Again the lobsters ran out, but not before he had been overtaken by the Royal yacht Britannia, and an attendant destroyer, during the Queen’s annual holiday. He was hailed by the Britannia to find that the royal party was keen to source lobsters for a picnic onshore. He obliged and later received a glowing letter from the Queen’s private secretary along with a small Britannia shield from the admiral.

He then moved from lobster to prawn fishing and led a fishermen’s revolt against the collapse of the UK prawn market in the 1970s. But a further career change was on the horizon.

He suffered a major heart attack and was given two years to live. That was more than 25 years ago and, yet again, he proved himself a fighter. Having taken a course just before the coronary, he went into the salmon smoking business, producing a superior product that was sold to a top restaurant and members of the Houses of Commons and Lords. His skills were also in demand to smoke the catches of millionaire anglers.

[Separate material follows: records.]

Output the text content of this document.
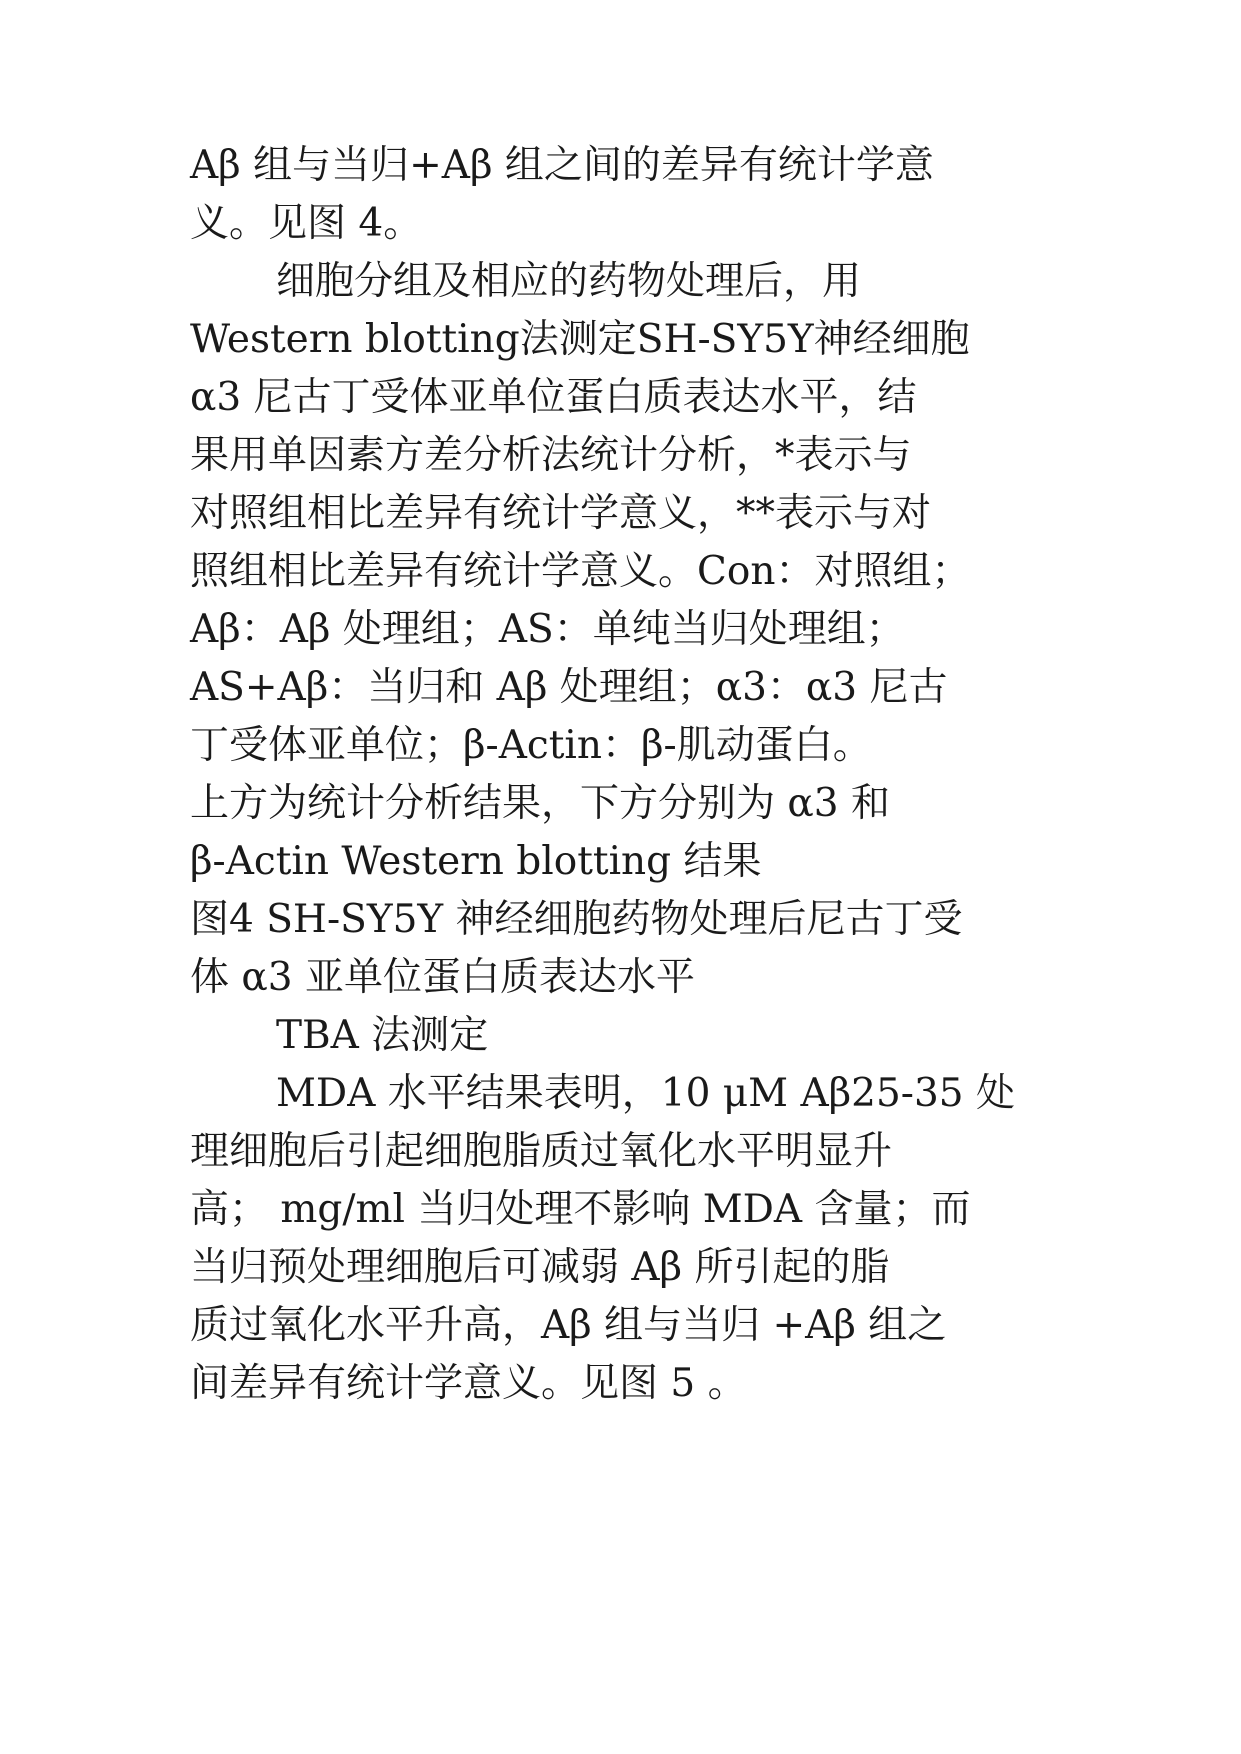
Aβ 组与当归+Aβ 组之间的差异有统计学意
义。见图 4。
细胞分组及相应的药物处理后，用
Western blotting法测定SH-SY5Y神经细胞
α3 尼古丁受体亚单位蛋白质表达水平，结
果用单因素方差分析法统计分析，*表示与
对照组相比差异有统计学意义，**表示与对
照组相比差异有统计学意义。Con：对照组；
Aβ：Aβ 处理组；AS：单纯当归处理组；
AS+Aβ：当归和 Aβ 处理组；α3：α3 尼古
丁受体亚单位；β-Actin：β-肌动蛋白。
上方为统计分析结果，下方分别为 α3 和
β-Actin Western blotting 结果
图4 SH-SY5Y 神经细胞药物处理后尼古丁受
体 α3 亚单位蛋白质表达水平
TBA 法测定
MDA 水平结果表明，10 μM Aβ25-35 处
理细胞后引起细胞脂质过氧化水平明显升
高； mg/ml 当归处理不影响 MDA 含量；而
当归预处理细胞后可减弱 Aβ 所引起的脂
质过氧化水平升高，Aβ 组与当归 +Aβ 组之
间差异有统计学意义。见图 5 。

With his health declining, he sold Gangwarily – but instead of planning for his retirement, he was quickly hit by another massive blow. Despite employing an accountant, he was unaware of a huge outstanding tax bill and, again, he lost everything.

Once more he picked himself up and concentrated on salmon smoking, but he was in deteriorating physical shape. He was suffering from a range of illnesses, including chronic lung disease, angina and aggressive prostate cancer. He knew they were terminal but he remained active, writing arguments against local wind turbines and, as he could still drive, continuing to terrorise locals and foreign tourists in his fast car on the Sutherland roads.

Meanwhile, he retained a link with another favourite form of transport, the historic old dinghy from the Lake District. Years after selling the Coch-y-Bonddhu, which made a fictional appearance as the dinghy Scarab in Ransome’s The Picts and the Martyrs, he had learned that the Arthur Ransome Society was looking for the boat. He was able to advise the society who he had sold it to, leading to its eventual discovery in Strontian and subsequent restoration. He continued to keep in touch with the society and was visited by a rota of its members during some of his many hospital stays.

He died in Raigmore Hospital, after collapsing in the ward, having left instructions that he was not to be resuscitated. His ashes were scattered in the harbour at Lochinver where he had once moored Gangwarily.

He is survived by his brother Robert, two nephews, a niece and extended family.